October 20, 2013

A Visit to Farley Farm

The great American beauty Lee Miller was a pioneer in the world of supermodels but she was much more than just a pretty face.  Born in Poughkeepsie, New York, in 1907, she began her career as a cover girl for Vogue Magazine and Vanity Fair before moving to Paris in 1929 where she met up with the Surrealists, in particular Man Ray, and moved to the other side of the camera.  Her expertise as a fashion photographer soon expanded into portrait photography and she ultimately became one of the very few female photojournalists to cover the war.


After the stellar world of modeling, the passion and radicalism of the Surrealists and the horrors of World War II, Lee Miller re-invented herself once again, this time as a country lady in East Sussex, England - the wife of artist and writer Roland Penrose and the mistress of Farley Farm.

When a trip to London came up on the calendar (more on this in the next blog post) I booked the air travel to allow an extra day to make the pilgrimage to Farley Farm and a visit the "Home of the Surrealists".  Sunday morning was raining cats and dogs but the tickets had been purchased and it was the only day possible so off we set to Victoria Station to take the train to Lewes.  After a tasty pub lunch we hailed a taxi for the 20 minute drive to Chiddingly, Muddles Green and the Farley Farm House.

Owned and managed by the son and granddaughter of Lee Miller and Roland Penrose, Farley Farm is now the site of a gallery for local artists, a sculpture garden, the Lee Miller Archives and Farley Farm House, the actual home where Lee and Roland lived for 35 years, until she died in 1977.

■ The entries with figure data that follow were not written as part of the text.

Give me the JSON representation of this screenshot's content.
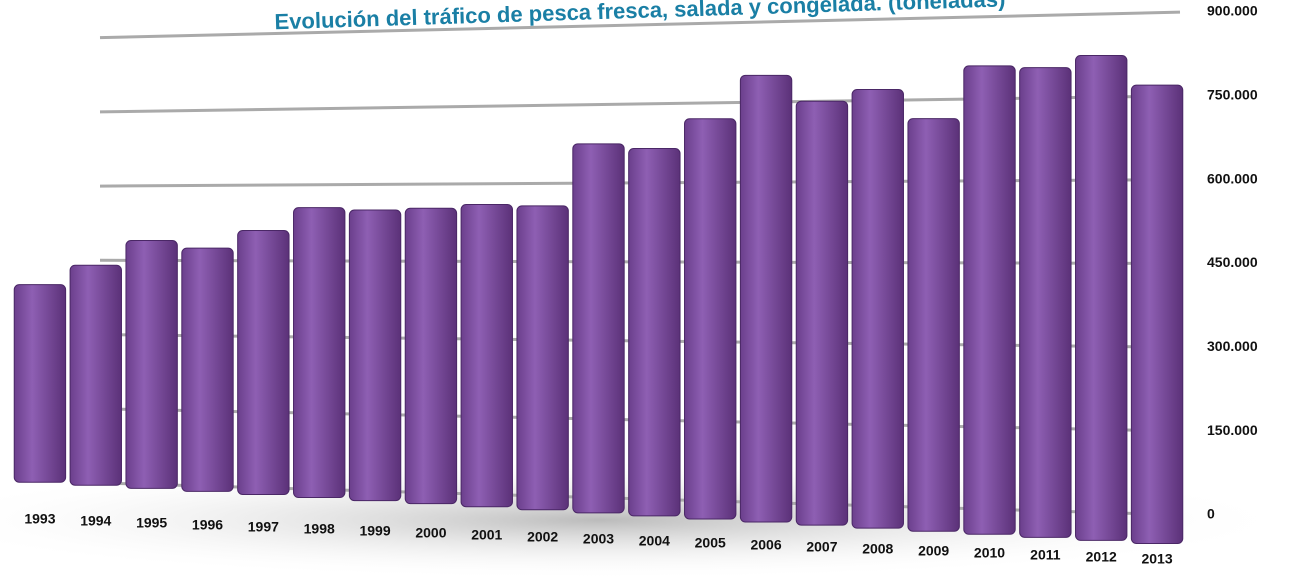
{
  "chart_data": {
    "type": "bar",
    "title": "Evolución del tráfico de pesca fresca, salada y congelada. (toneladas)",
    "categories": [
      "1993",
      "1994",
      "1995",
      "1996",
      "1997",
      "1998",
      "1999",
      "2000",
      "2001",
      "2002",
      "2003",
      "2004",
      "2005",
      "2006",
      "2007",
      "2008",
      "2009",
      "2010",
      "2011",
      "2012",
      "2013"
    ],
    "values": [
      400000,
      440000,
      490000,
      475000,
      510000,
      555000,
      550000,
      553000,
      560000,
      557000,
      675000,
      665000,
      720000,
      800000,
      750000,
      770000,
      715000,
      810000,
      805000,
      825000,
      770000
    ],
    "color": "#7a4a9c",
    "ylim": [
      0,
      900000
    ],
    "yticks": [
      0,
      {
        "value": 150000,
        "label": "150.000"
      },
      {
        "value": 300000,
        "label": "300.000"
      },
      {
        "value": 450000,
        "label": "450.000"
      },
      {
        "value": 600000,
        "label": "600.000"
      },
      {
        "value": 750000,
        "label": "750.000"
      },
      {
        "value": 900000,
        "label": "900.000"
      }
    ],
    "grid": true
  }
}
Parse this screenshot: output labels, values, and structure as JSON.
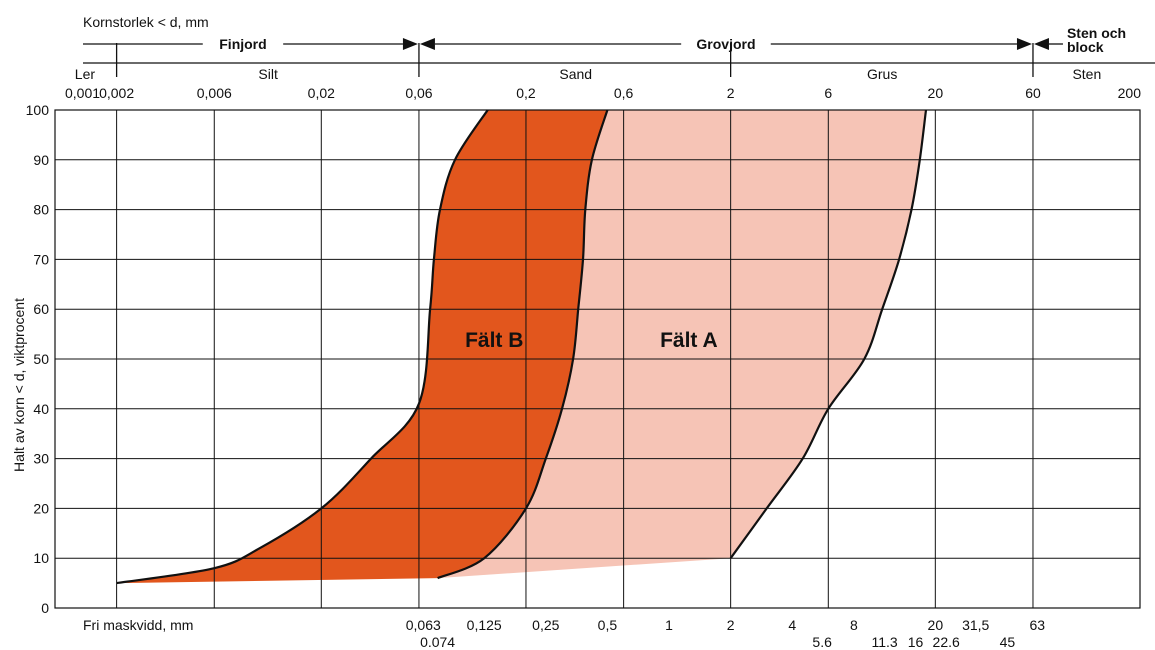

Given the really nasty weather on my particular Sunday a walk through the sculpture garden was out of the question, but I was able to join a guided tour of the home.  Entering the kitchen at Farley Farm was like going into anybody's country kitchen - except for the Picasso ceramic tile that is set in the backsplash, or the signed and dedicated Picasso lithographs decorating the walls.  You see, Farley Farm became a sort of salon, or cultural meeting place for some of the 20th century's artistic luminaries who came to the English countryside to recharge their batteries and enjoy some of Lee and Roland's famous hospitality.

Farley Farm House remains virtually unchanged from its glory days in the 1950s and 60s when Lee would cook and entertain personages like Man Ray, Henry Moore, Jean Dubuffet, Max Ernst and Pablo Picasso.  The dining room features a large fireplace that is entirely covered with a mural painted by Roland Penrose (see above left) and there are mementos and works of art throughout the home that were received as gifts from famous visitors.

Life at Farley Farm was good, but not perfect.  Despite her meteoric rise to fame as a model, Lee Miller had had a lot of trauma in her life and suffered from what we now call post traumatic stress syndrome.  Raped by a family friend as a young girl, un-ceremoniously dumped as a cover girl when her picture showed up in a Kotex ad, the object of Man Ray's adoration to the point of obsession, a witness to World War II atrocities like the London Blitz and Dachau, and never truly certain of her husband's fidelity, Lee Miller was clinically depressed and drank too much.  She never returned to the darkroom but energetically taught herself to cook and created a little haven for intellectuals who flocked to be in her company in the middle of nowhere.

While Lee Miller's legacy has not kept pace with her cohorts like Man Ray or Berenice Abbott, she is beginning to get the recognition she deserves as a true master of photography.  Her youthful beauty was forever immortalized in print, but her artistic eye and inner sensitivity is finally being appreciated by a wider audience thanks in large part to the efforts of her son, Antony.  Although I was certainly familiar with Lee Miller's life and work, my visit to Farley Farm put it in a new light and I gained a new respect for this remarkable woman.